The place where this geometric intuition collides with the phenomenon that you worry about is at the beginning: why are the partial derivatives, i.e. the directional derivatives in just two directions, enough to determine the directional derivatives in all directions? The answer is: they aren't. An unmentioned hypothesis in what I wrote above is that the gradient is continuous at $p$, and without continuity the behavior you describe is actually possible. Here's an example.
Let $f(x,y) = \frac{x^2y}{x^2 + y^2}$. First, let us calculate $f_x(0,0)$ by taking the derivative of the function $f(t,0)$ at $t=0$: $$f_x(0,0) = \left.\frac{d}{dt}\right|_{t=0} \frac{0}{t^2} = 0$$ Similarly, $f_y(0,0) = 0$. Now let us calculate the directional derivative of $f$ in the direction of the vector $\textbf{v} = (1,1)$: $$df(0,0) \textbf{v} = \left.\frac{d}{dt}\right|_{t=0} f(t,t) = \left.\frac{d}{dt}\right|_{t=0} \frac{t^3}{2t^2} = \frac{1}{2}$$ So indeed, this function exhibits the sort of behavior you describe, though you can calculate that the partial derivatives of this function are not continuous at $(0,0)$.

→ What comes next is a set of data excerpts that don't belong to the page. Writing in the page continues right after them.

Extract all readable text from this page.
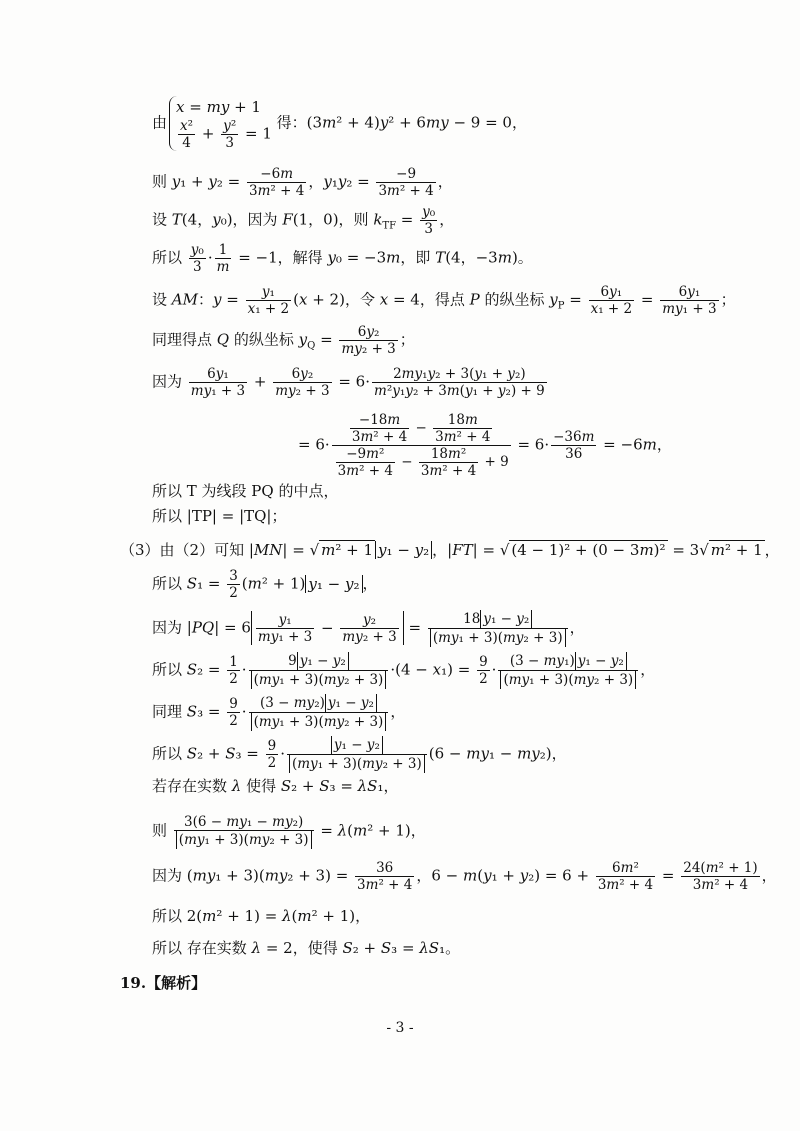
由
x = my + 1
$\frac{\text{x²}}{4} + \frac{\text{y²}}{3} = 1$
得：(3m² + 4)y² + 6my − 9 = 0，
则 $y_1 + y_2 = \frac{-6m}{\text{3m² + 4}}$ ，$y_1y_2 = \frac{-9}{\text{3m² + 4}}$ ，
设 T(4，y₀)，因为 F(1，0)，则 $k_{TF} = \frac{\text{y₀}}{3}$ ，
所以 $\frac{\text{y₀}}{3} \cdot \frac{1}{m} = -1$，解得 y₀ = −3m，即 T(4，−3m)。
设 AM：$y = \frac{\text{y₁}}{\text{x₁ + 2}} (x + 2)$，令 x = 4，得点 P 的纵坐标 $y_P = \frac{\text{6y₁}}{\text{x₁ + 2}} = \frac{\text{6y₁}}{\text{my₁ + 3}}$ ；
同理得点 Q 的纵坐标 $y_Q = \frac{\text{6y₂}}{\text{my₂ + 3}}$ ；
因为 $\frac{\text{6y₁}}{\text{my₁ + 3}} + \frac{\text{6y₂}}{\text{my₂ + 3}} = 6\cdot \frac{\text{2my₁y₂ + 3(y₁ + y₂)}}{\text{m²y₁y₂ + 3m(y₁ + y₂) + 9}}$
= $6\cdot \frac{\frac{-18m}{\text{3m² + 4}} - \frac{18m}{\text{3m² + 4}}}{\frac{\text{−9m²}}{\text{3m² + 4}} - \frac{\text{18m²}}{\text{3m² + 4}} + 9} = 6\cdot \frac{-36m}{36} = -6m$，
所以 T 为线段 PQ 的中点，
所以 |TP| = |TQ|；
（3）由（2）可知 |MN| = √ m² + 1 y₁ − y₂ ，|FT| = √ (4 − 1)² + (0 − 3m)² = 3√ m² + 1 ，
所以 $S_1 = \frac{3}{2} (m^2 + 1) y_1 - y_2$ ，
因为 $|PQ| = 6 \frac{\text{y₁}}{\text{my₁ + 3}} - \frac{\text{y₂}}{\text{my₂ + 3}} = \frac{\text{18 y₁ − y₂}}{\text{(my₁ + 3)(my₂ + 3)}}$ ，
所以 $S_2 = \frac{1}{2} \cdot \frac{\text{9 y₁ − y₂}}{\text{(my₁ + 3)(my₂ + 3)}} \cdot(4 - x_1) = \frac{9}{2} \cdot \frac{\text{(3 − my₁) y₁ − y₂}}{\text{(my₁ + 3)(my₂ + 3)}}$ ，
同理 $S_3 = \frac{9}{2} \cdot \frac{\text{(3 − my₂) y₁ − y₂}}{\text{(my₁ + 3)(my₂ + 3)}}$ ，
所以 $S_2 + S_3 = \frac{9}{2} \cdot \frac{\text{y₁ − y₂}}{\text{(my₁ + 3)(my₂ + 3)}} (6 - my_1 - my_2)$，
若存在实数 λ 使得 S₂ + S₃ = λS₁，
则 $\frac{\text{3(6 − my₁ − my₂)}}{\text{(my₁ + 3)(my₂ + 3)}} = \lambda(m^2 + 1)$，
因为 $(my_1 + 3)(my_2 + 3) = \frac{36}{\text{3m² + 4}}$ ，$6 - m(y_1 + y_2) = 6 + \frac{\text{6m²}}{\text{3m² + 4}} = \frac{\text{24(m² + 1)}}{\text{3m² + 4}}$ ，
所以 2(m² + 1) = λ(m² + 1)，
所以 存在实数 λ = 2，使得 S₂ + S₃ = λS₁。
19.【解析】
- 3 -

In fact, even worse behavior is possible: there is a function whose directional derivative exists and is zero in every direction but which has nonzero derivative along the parabola $(t,t^2)$. But all of this pathology is eliminated if the partial derivatives are continuous. It is worthwhile to study the proof of this fact.